If you're made redundant while on furlough, your usual redundancy rights still apply.
Can I take another job while on furlough?
Furloughed staff should not undertake any work for their employer during the scheme.
But technically you can get work or volunteer elsewhere as long as your employer agrees to it and it doesn't breach your existing contract.
Some contracts do stipulate that you cannot work for rival employers or need to get permission before earning income elsewhere.
You can ask your HR team if you're unclear or want to check your terms of employment.
Workers can also do training courses for your current employer while on furlough, but you must be paid your full salary for this.
The Department for Business, Energy and Industrial Strategy said: “To qualify for this scheme, you should not undertake work for them while you are furloughed.
“This will allow your employer to claim a grant of up to 80 per cent of your wage for all employment costs, up to a cap of £2,500 per month.

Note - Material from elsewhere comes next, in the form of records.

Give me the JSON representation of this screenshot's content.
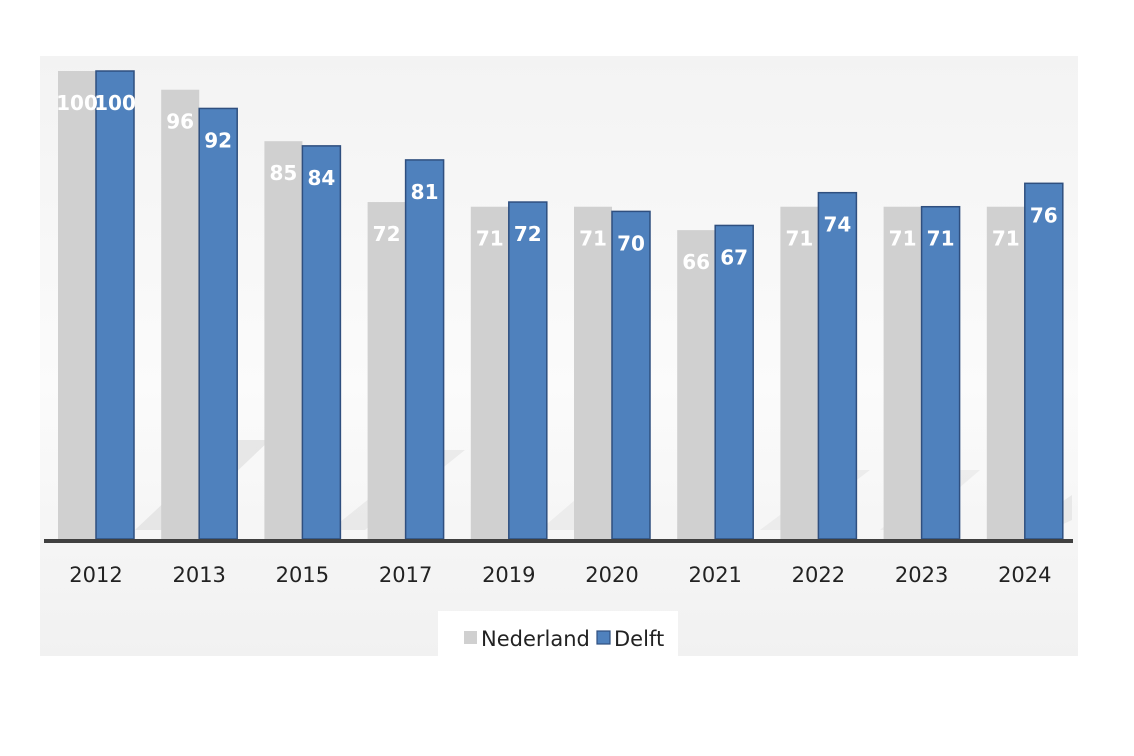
{
  "chart_data": {
    "type": "bar",
    "categories": [
      "2012",
      "2013",
      "2015",
      "2017",
      "2019",
      "2020",
      "2021",
      "2022",
      "2023",
      "2024"
    ],
    "series": [
      {
        "name": "Nederland",
        "values": [
          100,
          96,
          85,
          72,
          71,
          71,
          66,
          71,
          71,
          71
        ]
      },
      {
        "name": "Delft",
        "values": [
          100,
          92,
          84,
          81,
          72,
          70,
          67,
          74,
          71,
          76
        ]
      }
    ],
    "title": "",
    "xlabel": "",
    "ylabel": "",
    "ylim": [
      0,
      100
    ],
    "grid": false,
    "legend": "bottom-center",
    "colors": {
      "Nederland": "#d0d0d0",
      "Delft": "#4f81bd",
      "nederland_label": "#ffffff",
      "delft_label": "#ffffff",
      "axis": "#404040",
      "plot_bg": "#f2f2f2"
    }
  }
}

“You will remain employed while furloughed. Your employer could choose to fund the differences between this payment and your salary, but does not have to.
“If your salary is reduced as a result of these changes, you may be eligible for support through the welfare system, including Universal Credit."
Do I pay tax on furlough?
Yes, your employer will deduct income tax, employee national insurance contributions, employee pension deductions and any other deductions they would normally make from your wages before you pocket it.